On 8 Sep 2008, at 17:21, Jonathan Linowes wrote:

Here's one example: lets say my app is a specialized CMS, where account owners can setup their own projects, pages and forms. I'd like to run scenarios against setups that users have created. Thinking further, wouldn't it be neat to make this a user feature, eg via "Validate This Project" button

The more I think about it, the more I come to the conclusion you should just take (very) regular backups, and when a problem occurs, isolate the situation.

Dan's export suggestion would be really useful here. In case of data loss, you could fire up a backup version of the app, export missing/ corrupt pages, and re-import into the production environment.

This would encourage you to define a robust data format too. It wouldn't directly lead you to catching edge cases, but it will give you more confidence about recovering from them. And anyway, if your tests-on-real-data throw up edge cases, they will still miss the ones that real data doesn't exist for. So maybe being able to say "well, I'm only 98% sure your data is safe, but I'm 99.9% sure I can get it back if there's a problem", is more reassuring than hoping you covered everything.

I've found that testing can sometimes drive out new features from an app.

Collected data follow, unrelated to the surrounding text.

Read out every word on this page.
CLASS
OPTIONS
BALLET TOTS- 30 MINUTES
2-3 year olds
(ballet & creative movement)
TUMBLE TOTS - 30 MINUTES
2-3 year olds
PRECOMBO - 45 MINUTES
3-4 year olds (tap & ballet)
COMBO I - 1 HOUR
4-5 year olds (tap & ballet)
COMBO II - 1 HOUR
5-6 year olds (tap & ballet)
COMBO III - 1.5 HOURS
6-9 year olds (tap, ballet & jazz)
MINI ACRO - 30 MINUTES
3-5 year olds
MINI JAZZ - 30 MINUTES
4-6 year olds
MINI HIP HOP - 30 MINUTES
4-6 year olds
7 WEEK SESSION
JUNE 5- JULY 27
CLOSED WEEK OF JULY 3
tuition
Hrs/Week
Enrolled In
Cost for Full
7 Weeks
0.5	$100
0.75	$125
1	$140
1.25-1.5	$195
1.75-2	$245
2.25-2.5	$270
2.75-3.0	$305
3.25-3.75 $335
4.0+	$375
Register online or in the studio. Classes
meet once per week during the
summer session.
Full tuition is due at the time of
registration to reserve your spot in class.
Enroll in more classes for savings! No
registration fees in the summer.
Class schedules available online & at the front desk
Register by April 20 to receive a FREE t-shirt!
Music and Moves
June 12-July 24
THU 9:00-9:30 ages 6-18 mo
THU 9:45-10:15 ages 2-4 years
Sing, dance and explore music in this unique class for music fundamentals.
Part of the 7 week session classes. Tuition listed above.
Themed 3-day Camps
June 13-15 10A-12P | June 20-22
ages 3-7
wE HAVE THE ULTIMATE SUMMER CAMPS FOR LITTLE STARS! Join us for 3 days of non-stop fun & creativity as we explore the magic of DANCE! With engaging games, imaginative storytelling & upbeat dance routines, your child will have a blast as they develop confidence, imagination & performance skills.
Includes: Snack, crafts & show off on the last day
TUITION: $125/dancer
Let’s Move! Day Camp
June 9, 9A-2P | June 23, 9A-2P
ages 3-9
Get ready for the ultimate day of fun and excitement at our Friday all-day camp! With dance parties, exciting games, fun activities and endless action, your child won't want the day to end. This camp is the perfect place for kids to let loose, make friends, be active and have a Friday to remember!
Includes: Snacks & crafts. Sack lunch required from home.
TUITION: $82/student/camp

The one I'm starting to work on now, for example, is a daemon process that sits and polls some RSS and XML services. But to test it I've been driven to start writing a (crude, right now) socket-based remote control and corresponding client interface. I can't say if it will ever be used, but it's reassuring to know I can always go in and prod it if I'm not sure it's working right live.

Sometimes it feels like waste, but then insurance products have an expected net loss, and people still consider them valuable.